Mardi, deuxième cours avec eux à l’avenant. Comme je me plains en salle des profs, on me dit : « Il y a pire ailleurs ! Ici, les profs tiennent le coup en attendant d’avoir des points. »
Jeudi et vendredi, je prends le carnet : « Oh ! Madame, vous êtes sûre que vous voulez me mettre un mot ? » Menace à peine voilée qui sera réitérée le lendemain. Une exclusion de cours est impossible. L’équipe de Vie scolaire est débordée. On me l’a expressément interdit. »
Je continue toujours le témoignage de Véronique Potte.
« Week-end infernal. Leurs tentatives d’intimidation commencent à fonctionner. Je pense à eux tout le temps. J’essaie d’imaginer des stratagèmes. Je refais le cours toujours en plus simple pour éviter d’avoir à écrire au tableau, car tourner le dos est souvent source d’agitation, de jets d’objets.
Le lundi, comme j’attends le silence depuis 20 minutes, mon cours leur manque, ils sont gênés : « Oh ! Madame, ça se fait pas ! Continuez à parler ! Écoutez pas nos conversations ! » Alors je m’avance dans l’allée pour chercher à capter leur attention. Un élève s’aperçoit que je boîte légèrement »
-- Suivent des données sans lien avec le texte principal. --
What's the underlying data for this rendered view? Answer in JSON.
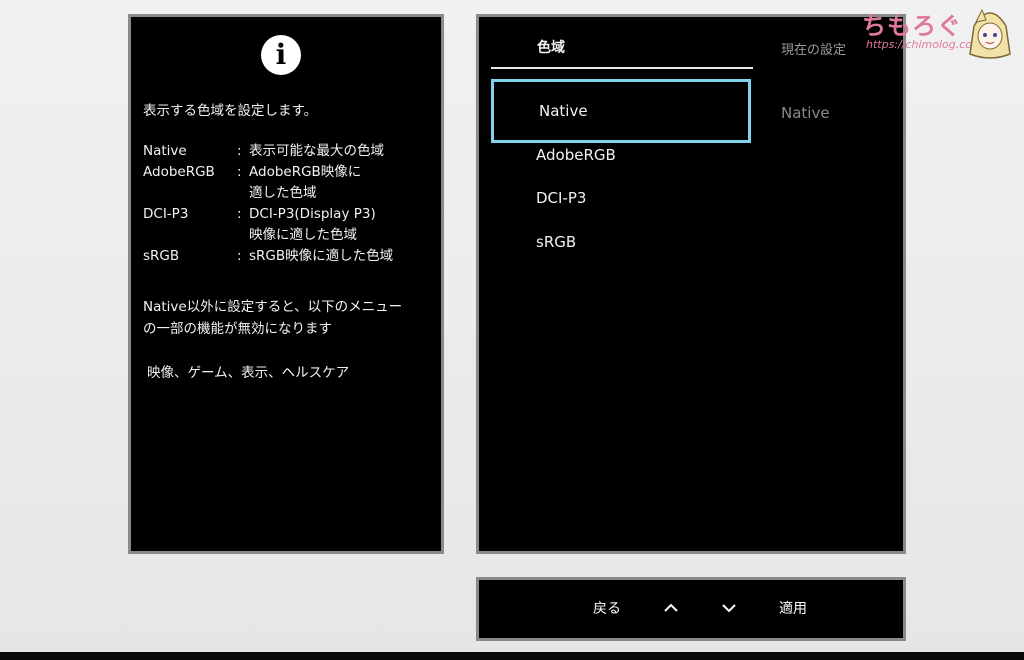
{
  "info": {
    "intro": "表示する色域を設定します。",
    "items": [
      {
        "name": "Native",
        "sep": ":",
        "desc": [
          "表示可能な最大の色域"
        ]
      },
      {
        "name": "AdobeRGB",
        "sep": ":",
        "desc": [
          "AdobeRGB映像に",
          "適した色域"
        ]
      },
      {
        "name": "DCI-P3",
        "sep": ":",
        "desc": [
          "DCI-P3(Display P3)",
          "映像に適した色域"
        ]
      },
      {
        "name": "sRGB",
        "sep": ":",
        "desc": [
          "sRGB映像に適した色域"
        ]
      }
    ],
    "note_line1": "Native以外に設定すると、以下のメニュー",
    "note_line2": "の一部の機能が無効になります",
    "affected": "映像、ゲーム、表示、ヘルスケア"
  },
  "menu": {
    "tab_label": "色域",
    "current_header": "現在の設定",
    "options": [
      "Native",
      "AdobeRGB",
      "DCI-P3",
      "sRGB"
    ],
    "selected": "Native",
    "current_value": "Native"
  },
  "nav": {
    "back_label": "戻る",
    "up_icon": "chevron-up-icon",
    "down_icon": "chevron-down-icon",
    "apply_label": "適用"
  },
  "watermark": {
    "title": "ちもろぐ",
    "url": "https://chimolog.co/"
  },
  "colors": {
    "selection_border": "#7fd3ec",
    "panel_bg": "#000000",
    "panel_border": "#8a8a8a",
    "watermark": "#e07a9a"
  }
}
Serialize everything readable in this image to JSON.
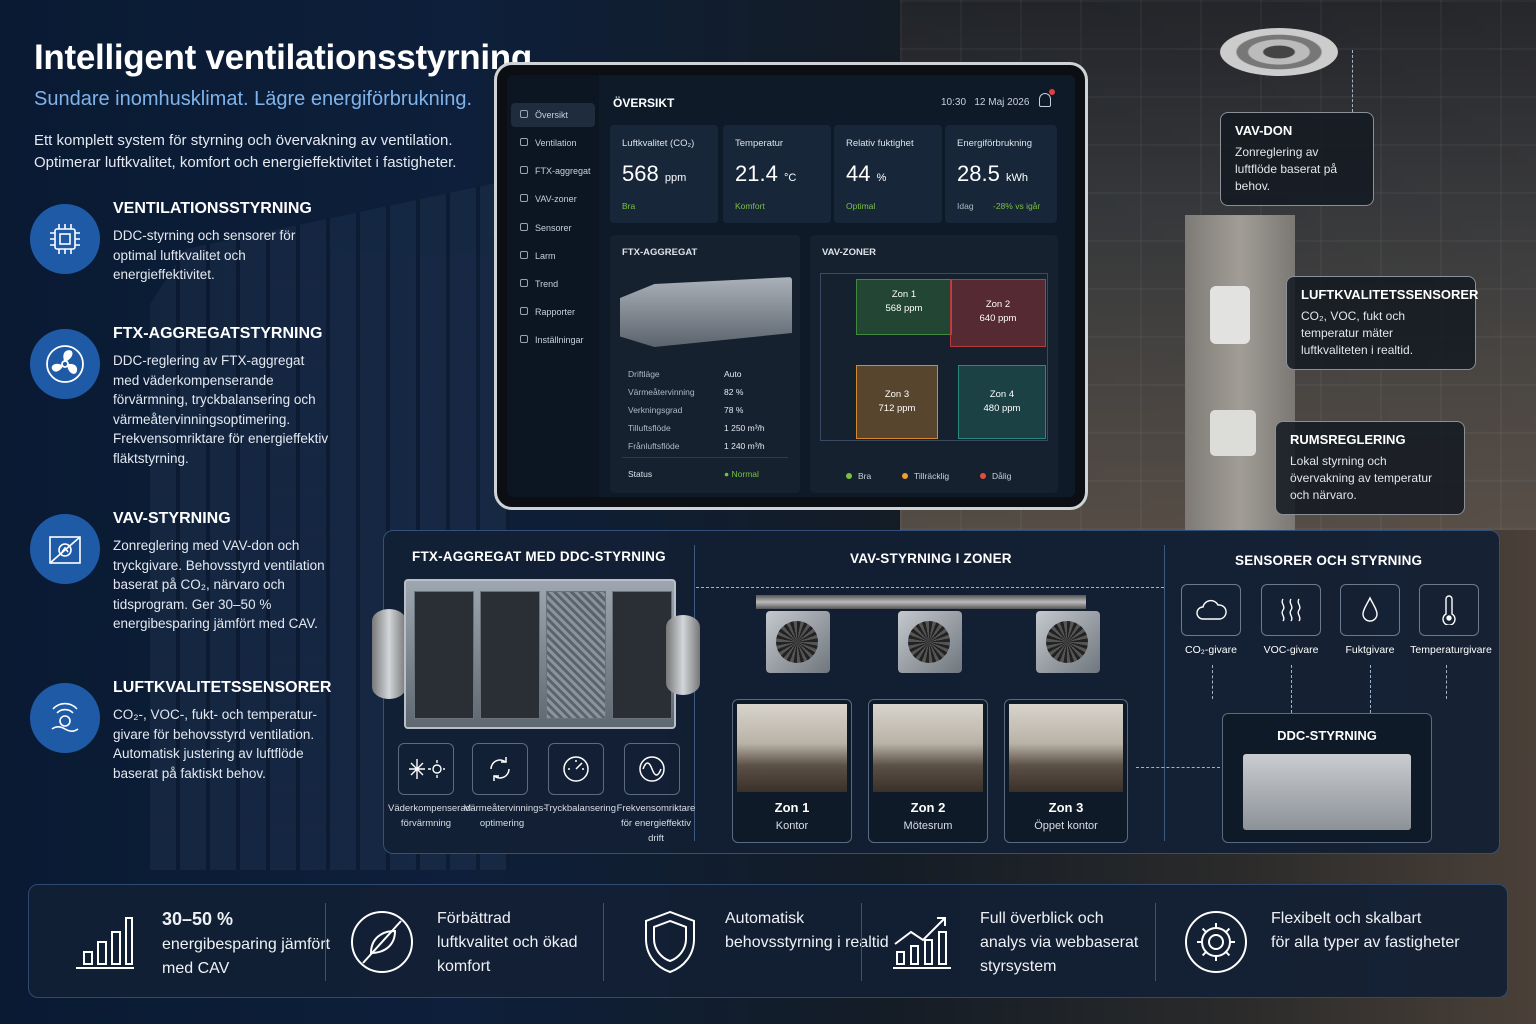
{
  "header": {
    "title": "Intelligent ventilationsstyrning",
    "subtitle": "Sundare inomhusklimat. Lägre energiförbrukning.",
    "intro": "Ett komplett system för styrning och övervakning av ventilation. Optimerar luftkvalitet, komfort och energieffektivitet i fastigheter."
  },
  "features": [
    {
      "title": "VENTILATIONSSTYRNING",
      "desc": "DDC-styrning och sensorer för optimal luftkvalitet och energieffektivitet.",
      "icon": "cpu-chip-icon"
    },
    {
      "title": "FTX-AGGREGATSTYRNING",
      "desc": "DDC-reglering av FTX-aggregat med väderkompenserande förvärmning, tryckbalansering och värmeåtervinningsoptimering. Frekvensomriktare för energieffektiv fläktstyrning.",
      "icon": "fan-icon"
    },
    {
      "title": "VAV-STYRNING",
      "desc": "Zonreglering med VAV-don och tryckgivare. Behovsstyrd ventilation baserat på CO₂, närvaro och tidsprogram. Ger 30–50 % energibesparing jämfört med CAV.",
      "icon": "damper-icon"
    },
    {
      "title": "LUFTKVALITETSSENSORER",
      "desc": "CO₂-, VOC-, fukt- och temperatur-givare för behovsstyrd ventilation. Automatisk justering av luftflöde baserat på faktiskt behov.",
      "icon": "air-sensor-icon"
    }
  ],
  "dashboard": {
    "title": "ÖVERSIKT",
    "time": "10:30",
    "date": "12 Maj 2026",
    "nav": [
      "Översikt",
      "Ventilation",
      "FTX-aggregat",
      "VAV-zoner",
      "Sensorer",
      "Larm",
      "Trend",
      "Rapporter",
      "Inställningar"
    ],
    "kpis": [
      {
        "label": "Luftkvalitet (CO₂)",
        "value": "568",
        "unit": "ppm",
        "status": "Bra"
      },
      {
        "label": "Temperatur",
        "value": "21.4",
        "unit": "°C",
        "status": "Komfort"
      },
      {
        "label": "Relativ fuktighet",
        "value": "44",
        "unit": "%",
        "status": "Optimal"
      },
      {
        "label": "Energiförbrukning",
        "value": "28.5",
        "unit": "kWh",
        "status": "Idag",
        "delta": "-28% vs igår"
      }
    ],
    "ftx_panel": {
      "title": "FTX-AGGREGAT",
      "rows": [
        {
          "label": "Driftläge",
          "value": "Auto"
        },
        {
          "label": "Värmeåtervinning",
          "value": "82 %"
        },
        {
          "label": "Verkningsgrad",
          "value": "78 %"
        },
        {
          "label": "Tilluftsflöde",
          "value": "1 250 m³/h"
        },
        {
          "label": "Frånluftsflöde",
          "value": "1 240 m³/h"
        }
      ],
      "status_label": "Status",
      "status_value": "Normal"
    },
    "vav_panel": {
      "title": "VAV-ZONER",
      "zones": [
        {
          "name": "Zon 1",
          "value": "568 ppm",
          "color": "#3e8a3e"
        },
        {
          "name": "Zon 2",
          "value": "640 ppm",
          "color": "#b83a3a"
        },
        {
          "name": "Zon 3",
          "value": "712 ppm",
          "color": "#d48a2a"
        },
        {
          "name": "Zon 4",
          "value": "480 ppm",
          "color": "#2a8a7a"
        }
      ],
      "legend": [
        {
          "label": "Bra",
          "color": "#7ac142"
        },
        {
          "label": "Tillräcklig",
          "color": "#f0a030"
        },
        {
          "label": "Dålig",
          "color": "#e05040"
        }
      ]
    }
  },
  "callouts": [
    {
      "title": "VAV-DON",
      "desc": "Zonreglering av luftflöde baserat på behov."
    },
    {
      "title": "LUFTKVALITETSSENSORER",
      "desc": "CO₂, VOC, fukt och temperatur mäter luftkvaliteten i realtid."
    },
    {
      "title": "RUMSREGLERING",
      "desc": "Lokal styrning och övervakning av temperatur och närvaro."
    }
  ],
  "schematic": {
    "ftx_title": "FTX-AGGREGAT MED DDC-STYRNING",
    "vav_title": "VAV-STYRNING I ZONER",
    "sensor_title": "SENSORER OCH STYRNING",
    "ftx_functions": [
      {
        "label": "Väderkompenserad förvärmning",
        "icon": "snow-sun-icon"
      },
      {
        "label": "Värmeåtervinnings- optimering",
        "icon": "recycle-icon"
      },
      {
        "label": "Tryckbalansering",
        "icon": "gauge-icon"
      },
      {
        "label": "Frekvensomriktare för energieffektiv drift",
        "icon": "sine-wave-icon"
      }
    ],
    "zones": [
      {
        "name": "Zon 1",
        "type": "Kontor"
      },
      {
        "name": "Zon 2",
        "type": "Mötesrum"
      },
      {
        "name": "Zon 3",
        "type": "Öppet kontor"
      }
    ],
    "sensors": [
      {
        "label": "CO₂-givare",
        "icon": "cloud-icon"
      },
      {
        "label": "VOC-givare",
        "icon": "waves-icon"
      },
      {
        "label": "Fuktgivare",
        "icon": "droplet-icon"
      },
      {
        "label": "Temperaturgivare",
        "icon": "thermometer-icon"
      }
    ],
    "ddc_title": "DDC-STYRNING"
  },
  "benefits": [
    {
      "line1": "30–50 %",
      "line2": "energibesparing jämfört med CAV",
      "icon": "bar-chart-icon"
    },
    {
      "line1": "Förbättrad",
      "line2": "luftkvalitet och ökad komfort",
      "icon": "leaf-icon"
    },
    {
      "line1": "Automatisk",
      "line2": "behovsstyrning i realtid",
      "icon": "shield-icon"
    },
    {
      "line1": "Full överblick och",
      "line2": "analys via webbaserat styrsystem",
      "icon": "trend-chart-icon"
    },
    {
      "line1": "Flexibelt och skalbart",
      "line2": "för alla typer av fastigheter",
      "icon": "gear-icon"
    }
  ]
}
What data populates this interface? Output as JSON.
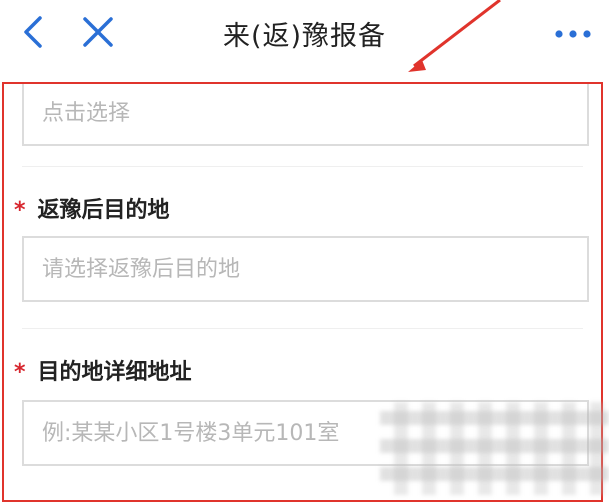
{
  "header": {
    "title": "来(返)豫报备",
    "back_icon": "chevron-left-icon",
    "close_icon": "close-icon",
    "more_icon": "more-horizontal-icon",
    "accent_color": "#2a6fd6"
  },
  "form": {
    "field_top": {
      "placeholder": "点击选择"
    },
    "destination": {
      "label": "返豫后目的地",
      "required_mark": "*",
      "placeholder": "请选择返豫后目的地"
    },
    "address": {
      "label": "目的地详细地址",
      "required_mark": "*",
      "placeholder": "例:某某小区1号楼3单元101室"
    }
  },
  "annotation": {
    "highlight_color": "#e0342c"
  }
}
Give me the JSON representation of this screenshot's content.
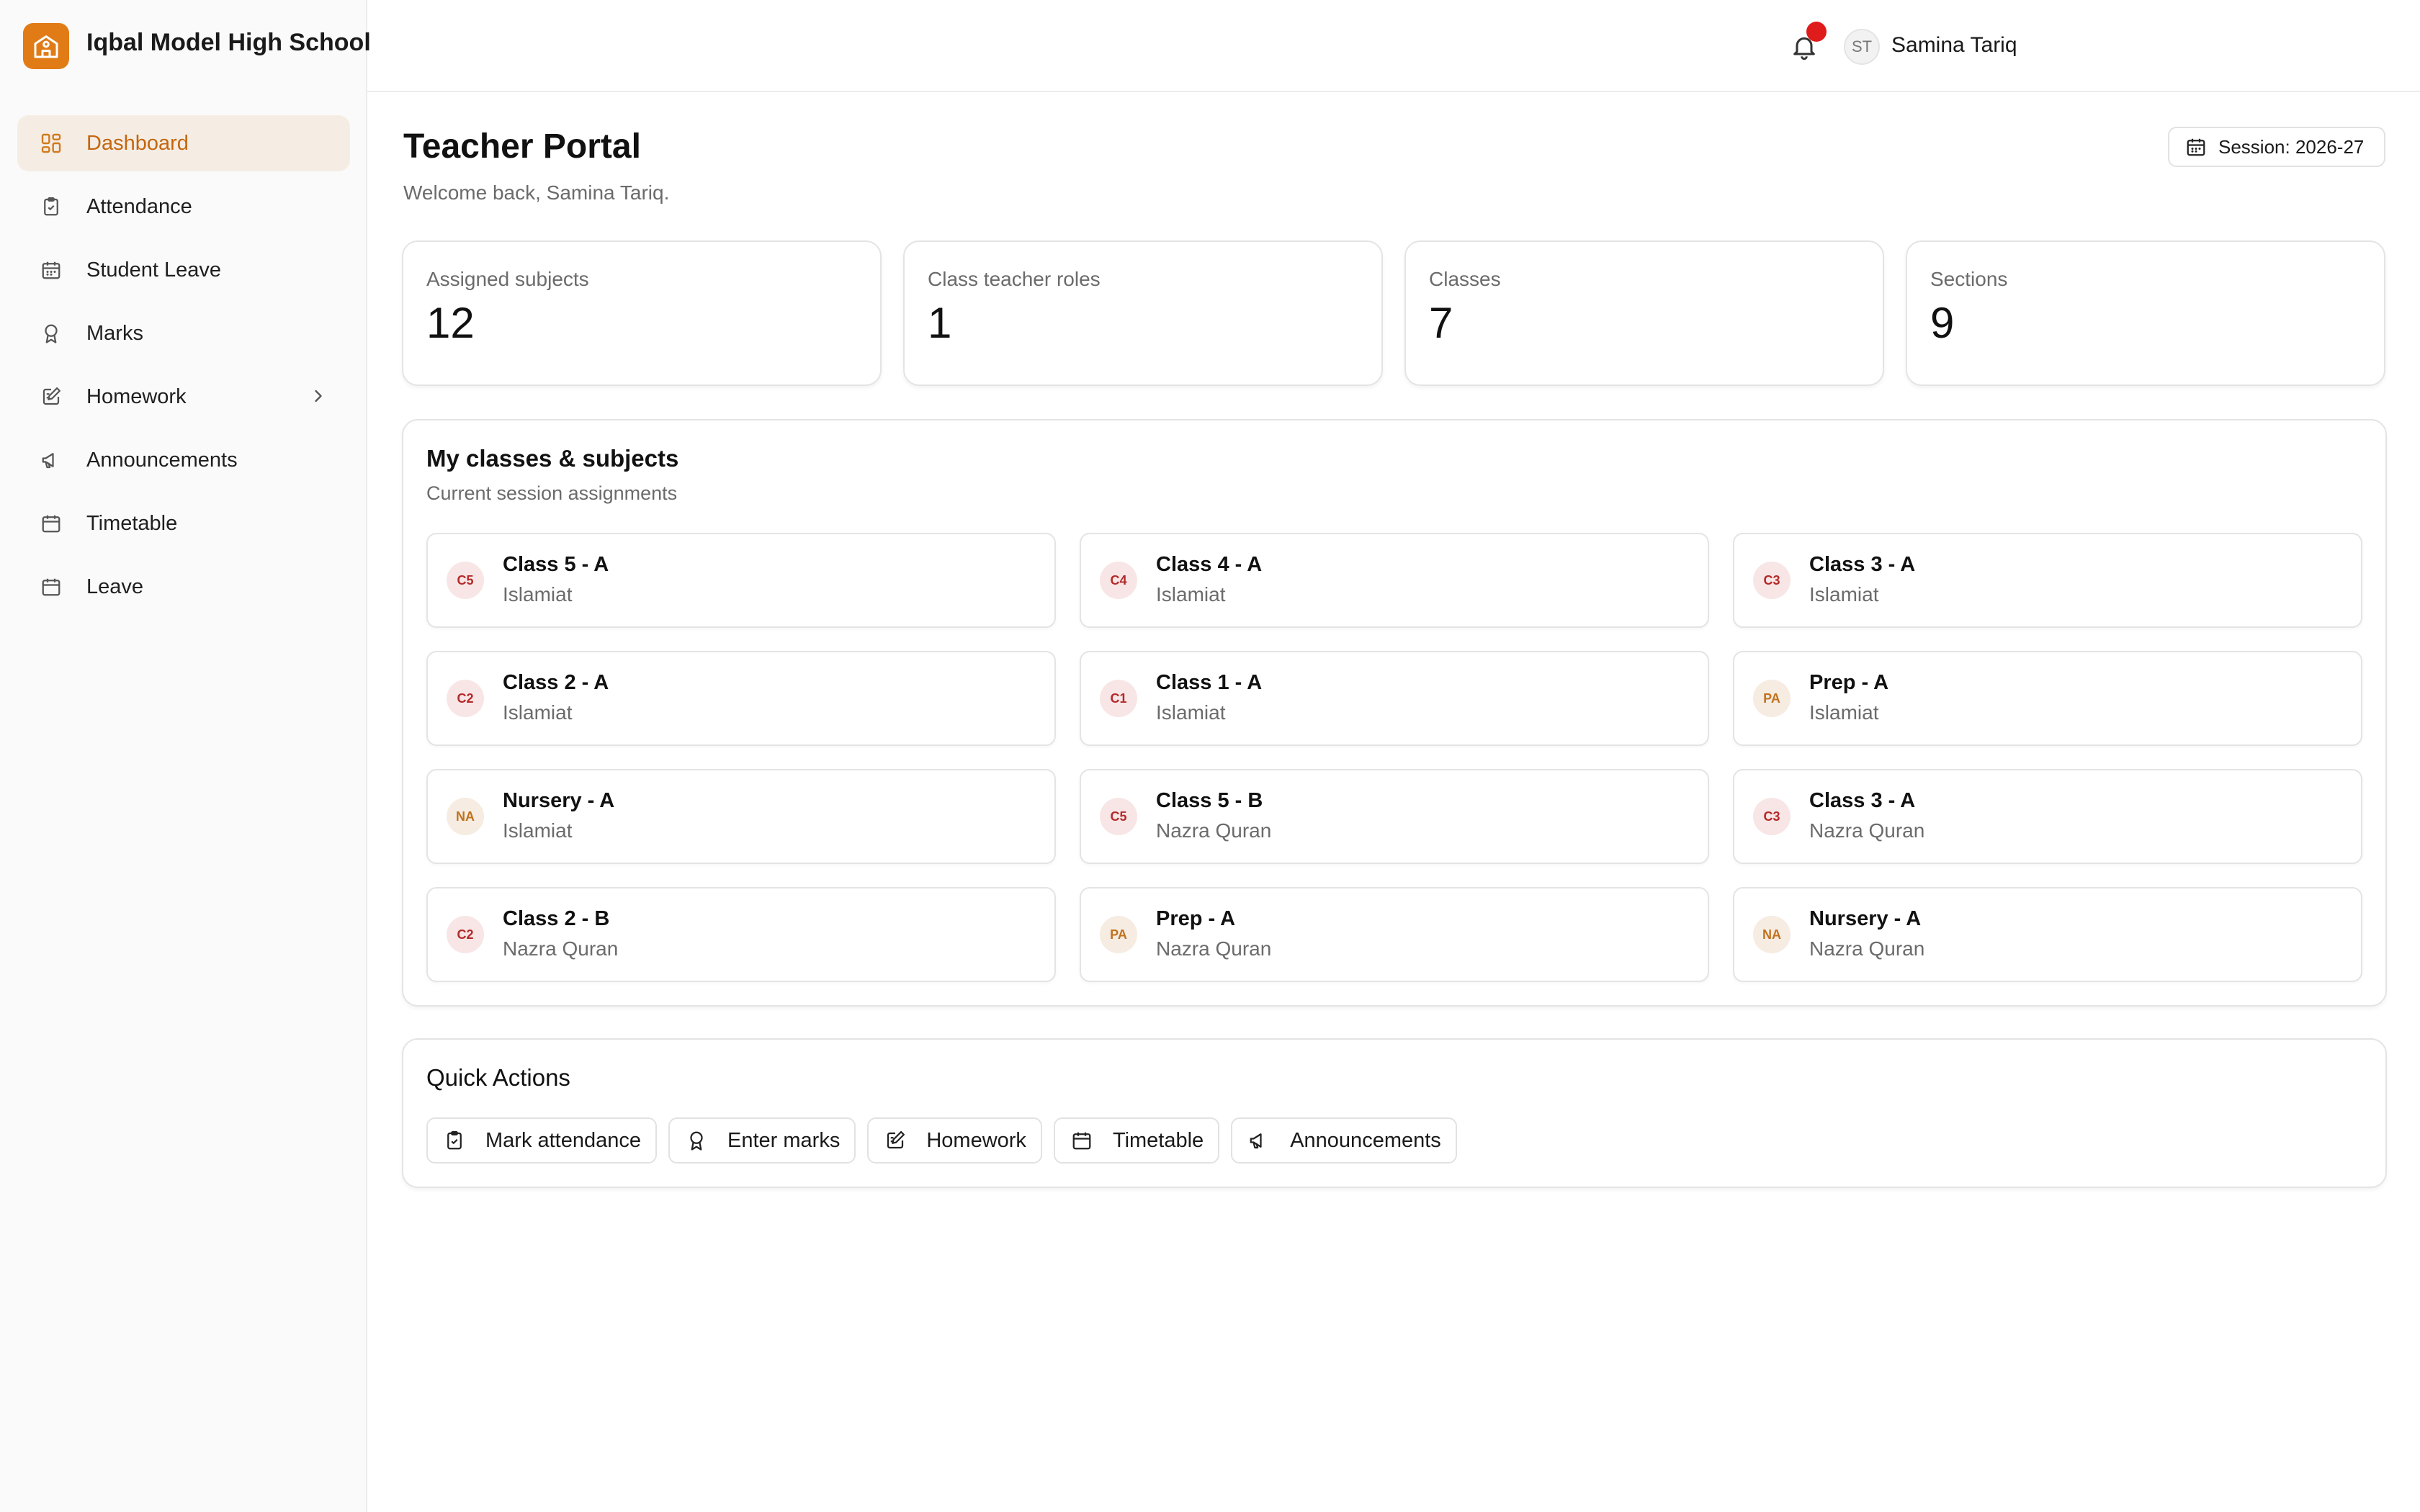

Alors là mon cher Marc, je vais citer textuellement l’élève. J’ouvre les guillemets :
« Ouah ! Elle boite ? Elle s’est fait enculer ou quoi ? » C’est un enfant de 13 ans qui parle. »
Je termine le témoignage. « Je file directement dans le bureau de la principal. Je ne sais pas jusqu’où ils sont capables d’aller. J’arrête. Oh bon ! Ce n’est pas partout comme ça ! me dit-on. Encore heureux ! »
Je suis peut-être un peu solennelle, Marc (*), ce matin, mais je trouve ça terriblement grave. Pourquoi on n’est pas tous dans la rue pour réclamer que ça change, que ça cesse ? Qu’est-ce qui s’est passé pour que de malheureux enfants en viennent à faire subir de pareilles violences à de malheureux professeurs ? Je ne sais pas, le Premier Ministre dit qu’une part de notre identité nationale, c’est notre école. Eh bien ! Monsieur le Premier Ministre, si je peux me permettre, c’est vraiment mal parti. »
(*) Marc Voinchet, animateur des Matins de France Culture.